1. Ambient. Ambient lighting is general light that fills the room. The light is diffused and produce an overall glow. It should be inconspicuous and blend into the surroundings. It can be accomplished with chandeliers, ceiling or wall-mounted fixtures, recessed or track lights and with lanterns mounted on the outside of the home. Having a central source of ambient light in all rooms is fundamental to a good lighting plan.
2. Task. Task lighting provides lighting for a specific area and task. Lighting for reading, crafts, or writing are examples of task lighting. Task lighting should be free of distracting glare and shadows and should be bright enough to prevent eye strain.
3. Accent. Accent lighting accents a particular part of the room or object in the room. An example would be lighting accenting a painting or sculpture. Accent lighting is the most dramatic type of lighting. To be effective, accent lighting requires as least three times as much light on the focal point as the general lighting surrounding it.
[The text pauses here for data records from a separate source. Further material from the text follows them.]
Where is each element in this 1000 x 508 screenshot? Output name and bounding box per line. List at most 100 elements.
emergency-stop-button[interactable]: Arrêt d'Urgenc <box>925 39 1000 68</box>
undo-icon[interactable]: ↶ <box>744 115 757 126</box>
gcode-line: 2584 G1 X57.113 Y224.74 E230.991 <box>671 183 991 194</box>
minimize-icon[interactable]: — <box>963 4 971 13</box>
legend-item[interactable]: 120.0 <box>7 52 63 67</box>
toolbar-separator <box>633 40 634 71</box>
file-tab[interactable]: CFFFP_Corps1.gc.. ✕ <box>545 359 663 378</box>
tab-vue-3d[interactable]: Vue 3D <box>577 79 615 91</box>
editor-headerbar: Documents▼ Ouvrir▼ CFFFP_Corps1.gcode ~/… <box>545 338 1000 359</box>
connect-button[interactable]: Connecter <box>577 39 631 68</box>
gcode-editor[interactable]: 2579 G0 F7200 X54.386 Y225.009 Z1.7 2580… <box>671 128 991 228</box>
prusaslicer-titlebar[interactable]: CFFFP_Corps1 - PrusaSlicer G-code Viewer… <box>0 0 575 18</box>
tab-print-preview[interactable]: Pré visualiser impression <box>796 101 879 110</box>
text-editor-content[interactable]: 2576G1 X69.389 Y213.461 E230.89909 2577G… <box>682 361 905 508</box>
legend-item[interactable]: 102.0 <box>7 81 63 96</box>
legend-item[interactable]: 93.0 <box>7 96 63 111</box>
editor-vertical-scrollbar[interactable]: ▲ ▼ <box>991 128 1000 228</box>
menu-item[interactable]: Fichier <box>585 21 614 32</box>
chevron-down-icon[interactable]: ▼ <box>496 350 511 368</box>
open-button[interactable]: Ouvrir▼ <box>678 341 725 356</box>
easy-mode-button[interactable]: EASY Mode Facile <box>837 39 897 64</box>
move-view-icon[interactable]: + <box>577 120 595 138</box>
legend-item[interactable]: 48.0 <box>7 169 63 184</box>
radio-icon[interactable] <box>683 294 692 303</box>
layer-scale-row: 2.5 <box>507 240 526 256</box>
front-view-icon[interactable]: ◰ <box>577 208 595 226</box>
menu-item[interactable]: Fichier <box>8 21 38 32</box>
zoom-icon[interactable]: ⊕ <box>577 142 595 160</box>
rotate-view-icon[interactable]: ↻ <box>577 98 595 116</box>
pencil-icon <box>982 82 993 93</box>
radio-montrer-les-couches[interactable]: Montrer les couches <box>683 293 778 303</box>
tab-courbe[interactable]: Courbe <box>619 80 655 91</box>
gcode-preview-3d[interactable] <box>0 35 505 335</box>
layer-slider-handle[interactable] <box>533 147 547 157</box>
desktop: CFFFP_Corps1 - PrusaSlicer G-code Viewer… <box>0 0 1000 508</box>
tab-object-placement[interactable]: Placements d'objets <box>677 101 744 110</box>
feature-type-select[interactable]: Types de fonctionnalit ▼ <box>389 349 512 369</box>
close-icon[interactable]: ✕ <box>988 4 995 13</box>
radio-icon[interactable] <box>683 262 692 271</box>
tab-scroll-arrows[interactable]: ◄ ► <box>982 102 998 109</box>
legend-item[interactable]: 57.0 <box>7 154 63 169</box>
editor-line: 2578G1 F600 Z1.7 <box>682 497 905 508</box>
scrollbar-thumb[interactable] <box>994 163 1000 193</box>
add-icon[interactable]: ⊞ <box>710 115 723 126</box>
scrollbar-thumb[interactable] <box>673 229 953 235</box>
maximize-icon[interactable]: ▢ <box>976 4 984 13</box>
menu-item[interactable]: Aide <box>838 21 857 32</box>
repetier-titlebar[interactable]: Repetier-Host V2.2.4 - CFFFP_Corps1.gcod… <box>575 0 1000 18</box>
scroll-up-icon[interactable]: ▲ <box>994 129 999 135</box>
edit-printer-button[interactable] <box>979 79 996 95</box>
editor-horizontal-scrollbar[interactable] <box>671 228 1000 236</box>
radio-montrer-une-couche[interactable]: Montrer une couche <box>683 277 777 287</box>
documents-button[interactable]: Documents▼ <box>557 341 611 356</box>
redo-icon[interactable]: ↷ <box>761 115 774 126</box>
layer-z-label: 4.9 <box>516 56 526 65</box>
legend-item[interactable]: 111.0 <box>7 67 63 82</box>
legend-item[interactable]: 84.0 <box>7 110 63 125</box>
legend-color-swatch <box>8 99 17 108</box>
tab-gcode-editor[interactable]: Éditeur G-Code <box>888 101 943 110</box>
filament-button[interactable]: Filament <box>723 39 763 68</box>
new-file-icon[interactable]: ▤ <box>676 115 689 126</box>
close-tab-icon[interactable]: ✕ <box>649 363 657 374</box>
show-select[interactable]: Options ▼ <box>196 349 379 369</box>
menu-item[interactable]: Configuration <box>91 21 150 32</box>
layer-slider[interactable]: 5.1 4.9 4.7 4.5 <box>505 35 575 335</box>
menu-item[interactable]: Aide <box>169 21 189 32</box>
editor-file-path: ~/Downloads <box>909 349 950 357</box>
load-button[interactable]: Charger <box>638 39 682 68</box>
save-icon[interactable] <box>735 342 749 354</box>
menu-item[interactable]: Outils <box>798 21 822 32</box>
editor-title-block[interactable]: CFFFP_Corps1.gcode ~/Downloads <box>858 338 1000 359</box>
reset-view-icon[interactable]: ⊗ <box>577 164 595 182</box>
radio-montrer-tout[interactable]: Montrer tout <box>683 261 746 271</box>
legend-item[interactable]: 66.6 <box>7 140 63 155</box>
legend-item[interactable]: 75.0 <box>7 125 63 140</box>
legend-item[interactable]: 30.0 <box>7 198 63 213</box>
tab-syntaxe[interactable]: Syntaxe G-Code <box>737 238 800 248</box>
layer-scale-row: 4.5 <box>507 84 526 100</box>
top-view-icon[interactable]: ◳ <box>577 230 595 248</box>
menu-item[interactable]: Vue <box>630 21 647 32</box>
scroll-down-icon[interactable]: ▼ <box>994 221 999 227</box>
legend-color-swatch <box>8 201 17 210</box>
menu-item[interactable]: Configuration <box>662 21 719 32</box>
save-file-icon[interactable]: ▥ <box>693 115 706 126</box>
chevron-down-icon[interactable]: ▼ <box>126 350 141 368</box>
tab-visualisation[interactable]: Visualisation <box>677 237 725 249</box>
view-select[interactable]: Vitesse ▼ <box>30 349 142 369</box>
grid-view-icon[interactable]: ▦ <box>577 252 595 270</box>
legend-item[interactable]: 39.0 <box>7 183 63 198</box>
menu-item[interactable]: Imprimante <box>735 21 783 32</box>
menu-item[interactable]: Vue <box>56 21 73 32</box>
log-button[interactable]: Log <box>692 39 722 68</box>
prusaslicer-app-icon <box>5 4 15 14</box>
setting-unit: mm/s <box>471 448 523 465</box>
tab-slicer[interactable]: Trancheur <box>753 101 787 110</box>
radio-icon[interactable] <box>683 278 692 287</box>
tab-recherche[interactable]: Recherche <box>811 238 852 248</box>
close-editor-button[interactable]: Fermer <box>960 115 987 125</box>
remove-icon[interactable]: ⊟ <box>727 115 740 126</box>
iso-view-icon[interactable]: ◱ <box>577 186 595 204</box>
4. Decorative. Decorative lighting is treated as a design element. An example would be a dramatic wrought iron candle stand or small decorative lamp shaped like a butterfly. It is not made to give out much light, but provides a decorative touch. Decorative lighting is usually provided by recessed and track lighting or wall-mounted picture lights.
A well-lit room looks warm and welcoming. But don't forget the bulbs. Natural full-spectrum bulbs can make everything in your room look better, including you!